Do you find that you waste a lot of time and effort on initiatives that aren’t strictly “on strategy” or don’t produce results that are on your list of KPIs? These days no business can afford inefficiency, and this kind of wastage is one of the worst, but as pressure mounts in the boardroom to perform in increasingly tougher markets it seems to be happening more and more. Could it be the “Chimp inside”?
As my regular readers will know, I often compare aspects of sport and sportspeople with people and practices in business. I have also, in the past spoken both here and in my seminars, on how primal instincts influence purchase decisions. Now the two topics have come together in a book by the sports psychologist Steve Peters called “The Chimp Paradox”.
Steve is the man attributed with the success of the British cycling team, but has a string of other high profile successes to his name. His theory, very quickly explained, is that our primal instincts of fight or flight cause us to make advance judgements of our likelihood of success in any given challenge which, even though our rational side may be conditioned to rise to the challenge anyway, will always take the edge off our performance. Somewhere in the back of your mind when you line up on the starting blocks alongside Usein Bolt, something in the back of your mind will tell you don’t have a payer! That little voice is your Chimp.
The idea that I have explored in the past relative to purchasing decisions is that our primal instincts pre-condition us to buy the stuff we love. We try to be all grown-up of course, but that little voice is always telling us “You know you want it” so we take the plunge and then try to rationalise the decision with a load of argument and spreadsheets that confirm we made an entirely emotionless, practical decision. Forget it, you didn’t.

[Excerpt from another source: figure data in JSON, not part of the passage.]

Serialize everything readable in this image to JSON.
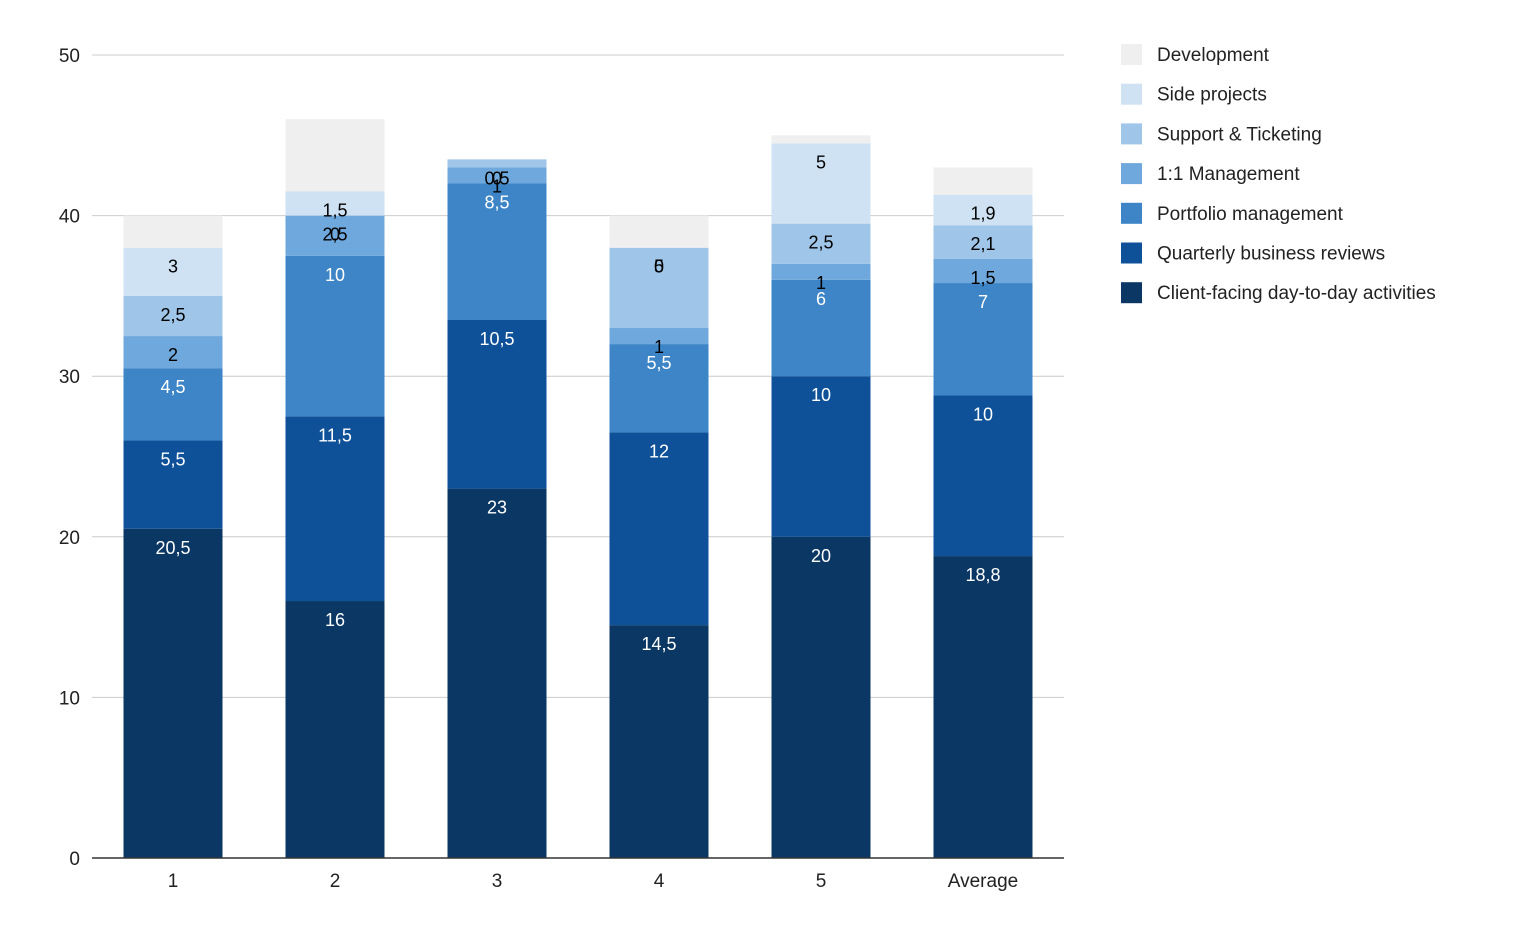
{
  "chart_data": {
    "type": "bar",
    "stacked": true,
    "categories": [
      "1",
      "2",
      "3",
      "4",
      "5",
      "Average"
    ],
    "ylim": [
      0,
      50
    ],
    "yticks": [
      0,
      10,
      20,
      30,
      40,
      50
    ],
    "grid": true,
    "legend_position": "right",
    "series": [
      {
        "name": "Client-facing day-to-day activities",
        "color": "#0b3764",
        "label_color": "#ffffff",
        "values": [
          20.5,
          16,
          23,
          14.5,
          20,
          18.8
        ],
        "labels": [
          "20,5",
          "16",
          "23",
          "14,5",
          "20",
          "18,8"
        ]
      },
      {
        "name": "Quarterly business reviews",
        "color": "#0e5198",
        "label_color": "#ffffff",
        "values": [
          5.5,
          11.5,
          10.5,
          12,
          10,
          10
        ],
        "labels": [
          "5,5",
          "11,5",
          "10,5",
          "12",
          "10",
          "10"
        ]
      },
      {
        "name": "Portfolio management",
        "color": "#3d85c6",
        "label_color": "#ffffff",
        "values": [
          4.5,
          10,
          8.5,
          5.5,
          6,
          7
        ],
        "labels": [
          "4,5",
          "10",
          "8,5",
          "5,5",
          "6",
          "7"
        ]
      },
      {
        "name": "1:1 Management",
        "color": "#6fa8dc",
        "label_color": "#000000",
        "values": [
          2,
          2.5,
          1,
          1,
          1,
          1.5
        ],
        "labels": [
          "2",
          "2,5",
          "1",
          "1",
          "1",
          "1,5"
        ]
      },
      {
        "name": "Support & Ticketing",
        "color": "#9fc5e8",
        "label_color": "#000000",
        "values": [
          2.5,
          0,
          0.5,
          5,
          2.5,
          2.1
        ],
        "labels": [
          "2,5",
          "0",
          "0,5",
          "5",
          "2,5",
          "2,1"
        ]
      },
      {
        "name": "Side projects",
        "color": "#cfe2f3",
        "label_color": "#000000",
        "values": [
          3,
          1.5,
          0,
          0,
          5,
          1.9
        ],
        "labels": [
          "3",
          "1,5",
          "0",
          "0",
          "5",
          "1,9"
        ]
      },
      {
        "name": "Development",
        "color": "#efefef",
        "label_color": "#000000",
        "values": [
          2,
          4.5,
          0,
          2,
          0.5,
          1.7
        ],
        "labels": [
          null,
          null,
          null,
          null,
          null,
          null
        ]
      }
    ]
  }
}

What Steve Peters does is help athletes train their chimp. He admits that he can’t take it’s influence out of your personal struggle entirely, but he says his success has come from showing sportspeople how to manage their chimp. We can all do this, some of us, admittedly, better than others and once we do, the chimp’s influence can be diminished and performance increases, but the tougher the challenge, the more likely you are to revert to chimp mode and its my belief that this is what we are witnessing in many of our boardrooms today.
You have to accept that there is another influence going on here too. After all, some people are just better at handling pressure than others so their “chimp threshold” is higher, but it seems likely that these factors are tightly bound together. I’ve seen and heard of many businesses, large and small, whose approach to business has been swinging around all over the place. Managers have been issued with instructions to initiate unplanned activity or initiatives, or change priorities in ways that appear to have no bearing on the original strategy, not always a bad thing in the appropriate context, but all too often they prove to be a waste of time, money and effort.
This kind of behaviour is the product of poorly managed chimps responding to immediate issues. For example, a CEO who is driven primarily by sales targets can lose sight of the fact that maybe the sales targets should change or the KPIs switched to something else rather than change the marketing strategy.
Chimps gain greatest influence and do most mischief in organistions with a short-term focus. The time scales of those businesses that haven’t yet recognised that tactically-driven businesses almost always fail, create acute pressure on senior managers to “appear to be doing something” when sales slip. I’m not saying that they should just kick-back and let the slide continue, but short-termists rarely take their time to study the big picture and often the actions needed to reverse a short-term decline will counter vital actions within the longer-term strategy. Short-termists hand control over to the chimp. If they were good enough at handling pressure to be able to take a step back and view the long-term consequences of their current performance they would be less likely to damage the business that investors actually invested in.
Knee-jerk management is never a good thing, but as pressure mounts it becomes increasingly difficult to manage the chimp. The paradox is, that its when pressure is at its highest its the time you least need a monkey in the driving seat!